While most visitors head directly to Art Basel in Hong Kong, there will be a dizzying array of parallel art events catering to the rising number of well-heeled cognoscenti descending on the city. “Art Basel will remain the juggernaut of the Asian contemporary art arena, while Art Central will continue to build its reputation as a breath of fresh air,” says Jehan Chu, an art adviser with Vermillion Art Collections, based in Hong Kong. “I am even more excited by what’s in store for the satellite art non-profit organisations like Para/Site Art Space, M+, Hong Kong’s future museum for visual culture,Asia Art Archive and the newly formed non-profit Things That Can Happen show in its Sham Shui Po residential space.”

Atsuko Tanaka’s ’88(150)C from Whitestone Gallery

Art Central (March 23 to 26), meanwhile, returns to the Central Harbourfront after a successful launch last year. The fair – with more than 100 galleries from 20 countries participating – launches with a VIP preview on March 22. Expect an intimate space in a temporary structure, set against the backdrop of the Hong Kong skyline, where visitors can see and experience popular works and those of emerging artists. And after feasting on art, guests will be able to sample the fare at the pop-up restaurant or street-food dining area, with offerings from popular local establishments.

“The 2016 edition will raise the bar once again, with an exciting line-up of galleries and an ambitious programme that champions both discovery and experimentation,” says fair director Maree Di Pasquale. “With increased representation from the region, we’re working to cement Hong Kong as the cultural centre of the Asian contemporary art scene.”

Emphasis will be on established and emerging galleries in Asia, and especially the fair’s newcomers. The diverse range will include Puerta Roja’s (Hong Kong) South American works, Gana Art’s (Seoul) Korean selection, along with classical inks and avant-garde paintings from Michael Goedhuis (London, New York).

Lee Ufan’s From Line from Gallery Hyundai

The Rise sector will present galleries and art spaces launched in the past six years showing the work of emerging artists. The Projects sector returns with large-scale installations challenging guests’ perception of the traditional art fair booth. And the fair’s theme is new media art, with gallery exhibitions, talks and tours highlighting video and other non-traditional concepts.

Lee Won-joon, curator at Gallery Hyundai in Seoul, said of the experience at Art Central last year: “It’s always a risk coming to a new fair but it has just been so nice being here. The organisers have done well in attracting the right people – there have been really good collectors, with a lot of new collectors for us to meet, including some of the best collectors from Europe.”

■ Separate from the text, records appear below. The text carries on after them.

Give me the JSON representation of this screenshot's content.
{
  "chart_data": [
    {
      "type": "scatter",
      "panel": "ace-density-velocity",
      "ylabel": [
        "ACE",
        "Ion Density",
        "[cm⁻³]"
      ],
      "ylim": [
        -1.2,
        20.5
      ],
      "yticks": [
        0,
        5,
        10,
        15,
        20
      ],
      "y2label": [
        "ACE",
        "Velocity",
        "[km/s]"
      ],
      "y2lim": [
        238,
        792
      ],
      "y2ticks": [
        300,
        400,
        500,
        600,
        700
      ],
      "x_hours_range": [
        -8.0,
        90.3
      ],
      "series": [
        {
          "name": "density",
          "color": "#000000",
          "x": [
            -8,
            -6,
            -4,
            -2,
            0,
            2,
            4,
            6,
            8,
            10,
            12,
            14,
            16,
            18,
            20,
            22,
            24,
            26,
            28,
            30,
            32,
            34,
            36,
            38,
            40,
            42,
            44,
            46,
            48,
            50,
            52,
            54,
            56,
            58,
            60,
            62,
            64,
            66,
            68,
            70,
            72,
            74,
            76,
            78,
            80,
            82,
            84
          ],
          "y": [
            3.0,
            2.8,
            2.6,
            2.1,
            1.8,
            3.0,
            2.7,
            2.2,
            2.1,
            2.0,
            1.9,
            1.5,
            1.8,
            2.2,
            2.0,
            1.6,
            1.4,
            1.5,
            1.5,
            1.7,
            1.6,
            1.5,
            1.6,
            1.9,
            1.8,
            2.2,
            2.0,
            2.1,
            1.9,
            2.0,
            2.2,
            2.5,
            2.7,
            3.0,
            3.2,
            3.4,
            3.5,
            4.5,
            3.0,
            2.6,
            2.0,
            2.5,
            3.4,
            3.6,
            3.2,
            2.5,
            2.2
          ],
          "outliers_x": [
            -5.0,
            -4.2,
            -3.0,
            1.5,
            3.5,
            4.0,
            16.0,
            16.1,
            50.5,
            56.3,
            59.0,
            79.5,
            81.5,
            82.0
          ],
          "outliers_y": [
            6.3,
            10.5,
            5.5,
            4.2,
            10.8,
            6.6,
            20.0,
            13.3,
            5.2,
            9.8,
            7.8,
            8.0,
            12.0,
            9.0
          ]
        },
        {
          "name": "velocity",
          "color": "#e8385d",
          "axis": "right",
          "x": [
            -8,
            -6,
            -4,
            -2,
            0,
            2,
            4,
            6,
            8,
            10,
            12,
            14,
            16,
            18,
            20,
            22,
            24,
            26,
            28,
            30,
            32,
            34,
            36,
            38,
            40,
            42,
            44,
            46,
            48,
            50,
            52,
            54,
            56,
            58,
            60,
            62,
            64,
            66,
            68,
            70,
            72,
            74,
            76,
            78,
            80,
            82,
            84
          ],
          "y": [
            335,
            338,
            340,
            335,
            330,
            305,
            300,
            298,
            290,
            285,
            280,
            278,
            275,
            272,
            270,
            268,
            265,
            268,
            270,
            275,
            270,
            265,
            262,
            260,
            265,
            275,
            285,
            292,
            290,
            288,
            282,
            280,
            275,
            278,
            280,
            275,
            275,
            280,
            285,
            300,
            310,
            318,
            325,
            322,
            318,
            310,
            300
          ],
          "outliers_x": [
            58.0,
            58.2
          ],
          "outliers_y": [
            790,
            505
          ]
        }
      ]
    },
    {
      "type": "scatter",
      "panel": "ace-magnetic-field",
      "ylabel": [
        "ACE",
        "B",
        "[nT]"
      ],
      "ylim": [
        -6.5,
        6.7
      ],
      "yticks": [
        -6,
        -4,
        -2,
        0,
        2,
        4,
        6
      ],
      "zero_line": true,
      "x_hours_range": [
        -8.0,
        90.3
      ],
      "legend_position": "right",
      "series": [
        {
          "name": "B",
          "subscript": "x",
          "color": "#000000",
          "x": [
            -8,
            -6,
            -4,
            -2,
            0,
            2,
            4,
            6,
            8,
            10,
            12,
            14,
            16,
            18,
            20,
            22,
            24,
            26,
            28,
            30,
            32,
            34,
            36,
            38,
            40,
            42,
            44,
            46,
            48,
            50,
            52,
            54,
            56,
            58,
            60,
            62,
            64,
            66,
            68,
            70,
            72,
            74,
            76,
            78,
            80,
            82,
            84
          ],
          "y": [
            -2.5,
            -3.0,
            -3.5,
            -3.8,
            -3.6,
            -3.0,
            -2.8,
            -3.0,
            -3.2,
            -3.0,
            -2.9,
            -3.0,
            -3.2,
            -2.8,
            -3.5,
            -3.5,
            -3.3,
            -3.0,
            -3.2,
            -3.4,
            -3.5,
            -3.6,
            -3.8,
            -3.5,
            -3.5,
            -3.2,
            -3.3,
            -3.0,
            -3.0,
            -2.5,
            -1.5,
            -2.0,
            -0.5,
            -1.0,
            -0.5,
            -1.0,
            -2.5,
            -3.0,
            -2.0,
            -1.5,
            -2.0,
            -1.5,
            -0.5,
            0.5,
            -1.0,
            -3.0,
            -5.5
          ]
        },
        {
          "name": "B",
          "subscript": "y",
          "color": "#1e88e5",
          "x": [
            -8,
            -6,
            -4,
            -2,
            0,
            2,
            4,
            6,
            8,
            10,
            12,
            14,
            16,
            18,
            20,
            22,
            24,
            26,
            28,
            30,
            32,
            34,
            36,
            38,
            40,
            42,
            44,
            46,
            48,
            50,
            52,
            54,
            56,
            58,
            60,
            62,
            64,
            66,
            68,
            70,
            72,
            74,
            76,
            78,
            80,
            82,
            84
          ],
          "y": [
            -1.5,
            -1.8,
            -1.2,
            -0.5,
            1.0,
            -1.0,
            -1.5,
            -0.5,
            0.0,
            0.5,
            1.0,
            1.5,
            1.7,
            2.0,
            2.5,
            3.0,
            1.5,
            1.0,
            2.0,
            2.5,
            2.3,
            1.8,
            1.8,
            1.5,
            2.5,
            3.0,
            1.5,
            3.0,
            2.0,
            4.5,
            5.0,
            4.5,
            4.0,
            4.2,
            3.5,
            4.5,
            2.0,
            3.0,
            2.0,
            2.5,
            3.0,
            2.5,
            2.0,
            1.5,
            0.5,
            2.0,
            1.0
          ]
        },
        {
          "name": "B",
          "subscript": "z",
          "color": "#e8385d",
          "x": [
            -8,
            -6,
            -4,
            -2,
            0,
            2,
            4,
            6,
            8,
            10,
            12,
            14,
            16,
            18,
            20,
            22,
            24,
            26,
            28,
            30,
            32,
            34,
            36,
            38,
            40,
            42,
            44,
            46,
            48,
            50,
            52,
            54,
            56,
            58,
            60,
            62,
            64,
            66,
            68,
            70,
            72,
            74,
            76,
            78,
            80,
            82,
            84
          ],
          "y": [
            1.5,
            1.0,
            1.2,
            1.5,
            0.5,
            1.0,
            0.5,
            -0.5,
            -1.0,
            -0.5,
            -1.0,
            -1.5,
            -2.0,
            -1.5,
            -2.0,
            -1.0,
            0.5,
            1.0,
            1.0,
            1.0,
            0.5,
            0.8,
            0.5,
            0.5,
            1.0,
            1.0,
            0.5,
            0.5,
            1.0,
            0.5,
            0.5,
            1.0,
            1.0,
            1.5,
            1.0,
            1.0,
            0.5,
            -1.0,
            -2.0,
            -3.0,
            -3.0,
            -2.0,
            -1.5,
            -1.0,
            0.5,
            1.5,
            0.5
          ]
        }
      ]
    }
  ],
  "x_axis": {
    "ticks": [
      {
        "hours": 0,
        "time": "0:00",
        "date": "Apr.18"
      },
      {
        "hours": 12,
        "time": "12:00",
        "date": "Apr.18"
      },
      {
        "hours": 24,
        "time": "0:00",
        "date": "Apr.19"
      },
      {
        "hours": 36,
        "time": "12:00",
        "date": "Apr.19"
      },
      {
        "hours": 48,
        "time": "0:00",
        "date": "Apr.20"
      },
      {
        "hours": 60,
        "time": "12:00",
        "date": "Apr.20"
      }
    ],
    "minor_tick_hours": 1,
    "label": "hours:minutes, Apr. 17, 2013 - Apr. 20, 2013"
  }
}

With the growth and influence of the city’s art fairs, visitors and collectors are becoming more discerning, and Chu expects more diversity. “I’m anticipating a wider narrative of Asian art, with better representation from countries like the Philippines, Indonesia, and perhaps smaller Chinese cities,” says Chu. “As Hong Kong’s collector base grows older, so they grow

wiser and more sophisticated, and better able to appreciate the diversity of art practice in Asia.”

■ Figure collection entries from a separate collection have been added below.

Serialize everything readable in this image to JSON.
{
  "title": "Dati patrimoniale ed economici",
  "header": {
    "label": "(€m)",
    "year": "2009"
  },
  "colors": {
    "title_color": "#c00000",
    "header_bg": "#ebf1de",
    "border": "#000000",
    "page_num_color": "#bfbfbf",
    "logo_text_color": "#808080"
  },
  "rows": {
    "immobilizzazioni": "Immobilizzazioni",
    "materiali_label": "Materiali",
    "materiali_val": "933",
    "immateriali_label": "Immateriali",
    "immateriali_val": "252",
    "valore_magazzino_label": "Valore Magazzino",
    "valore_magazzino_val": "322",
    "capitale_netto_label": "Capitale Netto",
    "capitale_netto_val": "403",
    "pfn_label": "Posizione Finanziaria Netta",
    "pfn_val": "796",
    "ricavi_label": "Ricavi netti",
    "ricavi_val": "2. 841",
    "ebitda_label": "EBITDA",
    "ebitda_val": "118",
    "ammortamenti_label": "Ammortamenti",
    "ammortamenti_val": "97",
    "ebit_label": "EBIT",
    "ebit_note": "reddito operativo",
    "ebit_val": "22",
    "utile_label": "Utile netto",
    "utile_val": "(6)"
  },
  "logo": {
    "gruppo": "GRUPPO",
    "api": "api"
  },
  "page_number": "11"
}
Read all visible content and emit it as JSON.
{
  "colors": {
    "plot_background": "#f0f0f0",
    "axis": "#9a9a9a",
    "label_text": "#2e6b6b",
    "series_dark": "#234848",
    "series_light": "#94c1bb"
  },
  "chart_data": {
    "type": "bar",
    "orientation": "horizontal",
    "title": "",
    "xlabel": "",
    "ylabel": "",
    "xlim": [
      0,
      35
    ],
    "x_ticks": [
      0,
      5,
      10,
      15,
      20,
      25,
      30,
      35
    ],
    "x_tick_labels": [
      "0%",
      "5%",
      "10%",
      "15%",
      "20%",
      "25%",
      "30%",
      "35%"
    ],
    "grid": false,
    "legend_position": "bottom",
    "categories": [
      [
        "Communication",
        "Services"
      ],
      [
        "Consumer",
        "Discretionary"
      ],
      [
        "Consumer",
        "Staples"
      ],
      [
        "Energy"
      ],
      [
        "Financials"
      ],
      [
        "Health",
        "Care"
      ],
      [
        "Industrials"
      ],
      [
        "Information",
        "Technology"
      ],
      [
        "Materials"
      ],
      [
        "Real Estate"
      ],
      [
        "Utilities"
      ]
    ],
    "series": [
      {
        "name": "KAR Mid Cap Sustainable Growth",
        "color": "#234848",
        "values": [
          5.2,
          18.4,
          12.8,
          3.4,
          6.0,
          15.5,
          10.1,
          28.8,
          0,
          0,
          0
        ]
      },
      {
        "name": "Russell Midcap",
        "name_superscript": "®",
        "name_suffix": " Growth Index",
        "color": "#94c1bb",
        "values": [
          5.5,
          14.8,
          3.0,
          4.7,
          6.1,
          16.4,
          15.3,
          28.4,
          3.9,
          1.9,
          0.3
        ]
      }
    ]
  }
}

So whether you’re a collector, an artful amateur or people-watcher, you’ll be spoilt for choice during what the Hong Kong Tourism Board has dubbed “art month”, as the network of events in the city continues to evolve and its personality develops. As gallerist Pearl Lam said of the local art scene’s development at the close of Art Basel in Hong Kong last year: “It’s been phenomenal over the last few years. Finally we’re seeing a maturity and depth that I’ve been waiting for my whole life!” Bring on the show.